Впрочем, почему опустились? Многие из них не утратили сноровки, и пальцы у них по-прежнему бегают. При этом они и в шахматах преподносят мне сюрпризы экзотическими дебютными построениями и филигранными эндшпилями.

С одной такой компанией я даже… не сказать, подружился, а сошелся благодаря шахматам. Мы засиживались с ними до позднего вечера, до самой темноты, но они никогда не уходили раньше меня. Меня же провожали с облегчением, словно я мог помешать какому-то их занятию, оставленному напоследок. Меня взяло любопытство, и однажды я не стал торопиться с уходом, стараясь не замечать чувства неловкости, возникшего у них при этом. Им явно хотелось меня поскорее спровадить, словно жрецам некоего тайного культа, ожидавшим пришествия своей богини.

«Что же это за богиня, однако?» – думал я, весьма скептически настроенный к подобным пришествиям, тем более поздним вечером, когда единственное окно, светившееся в здании МХАТа напротив нас, и то погасло.
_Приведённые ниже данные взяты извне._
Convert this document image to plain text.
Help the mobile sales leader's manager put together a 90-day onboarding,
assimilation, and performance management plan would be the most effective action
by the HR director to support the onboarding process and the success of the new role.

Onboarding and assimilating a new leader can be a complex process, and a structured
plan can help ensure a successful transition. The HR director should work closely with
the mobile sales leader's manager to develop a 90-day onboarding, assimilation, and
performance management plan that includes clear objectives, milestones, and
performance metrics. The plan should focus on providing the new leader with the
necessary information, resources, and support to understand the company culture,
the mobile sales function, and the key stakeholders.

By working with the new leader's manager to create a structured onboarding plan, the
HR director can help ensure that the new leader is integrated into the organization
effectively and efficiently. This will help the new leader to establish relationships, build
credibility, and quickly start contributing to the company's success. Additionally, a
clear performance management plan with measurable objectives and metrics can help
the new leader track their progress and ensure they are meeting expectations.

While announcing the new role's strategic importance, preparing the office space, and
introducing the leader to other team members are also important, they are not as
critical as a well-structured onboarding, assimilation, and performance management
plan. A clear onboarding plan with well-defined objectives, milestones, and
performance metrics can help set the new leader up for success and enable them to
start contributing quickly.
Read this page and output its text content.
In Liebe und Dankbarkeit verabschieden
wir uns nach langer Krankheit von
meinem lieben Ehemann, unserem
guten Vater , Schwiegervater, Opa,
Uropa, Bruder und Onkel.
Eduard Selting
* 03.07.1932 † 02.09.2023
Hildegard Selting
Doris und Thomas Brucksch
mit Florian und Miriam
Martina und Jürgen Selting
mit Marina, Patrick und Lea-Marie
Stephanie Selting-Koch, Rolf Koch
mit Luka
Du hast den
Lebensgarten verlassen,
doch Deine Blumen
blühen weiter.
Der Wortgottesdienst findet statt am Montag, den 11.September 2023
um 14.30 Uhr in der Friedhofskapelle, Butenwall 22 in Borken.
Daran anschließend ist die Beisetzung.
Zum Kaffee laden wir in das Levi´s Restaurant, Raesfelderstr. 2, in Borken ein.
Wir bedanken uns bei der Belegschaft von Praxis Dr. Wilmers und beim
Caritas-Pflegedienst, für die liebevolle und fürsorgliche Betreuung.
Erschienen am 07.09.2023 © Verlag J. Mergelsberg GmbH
И тут она и впрямь явилась, моя богиня, – неожиданно возникла за их спинами, обернувшись прекрасной женщиной, элегантно одетой, с артистически повязанным шарфиком и теми характерными чертами лица, кои сразу выдают ее близость театральной сцене и кинематографу. Я не особый театрал и уж тем более не завсегдатай душных кинотеатров, но не мог не узнать ее. И если у меня возникло некоторое сомнение, то оно было вызвано тем, что она выбрала для себя не совсем подходящую компанию.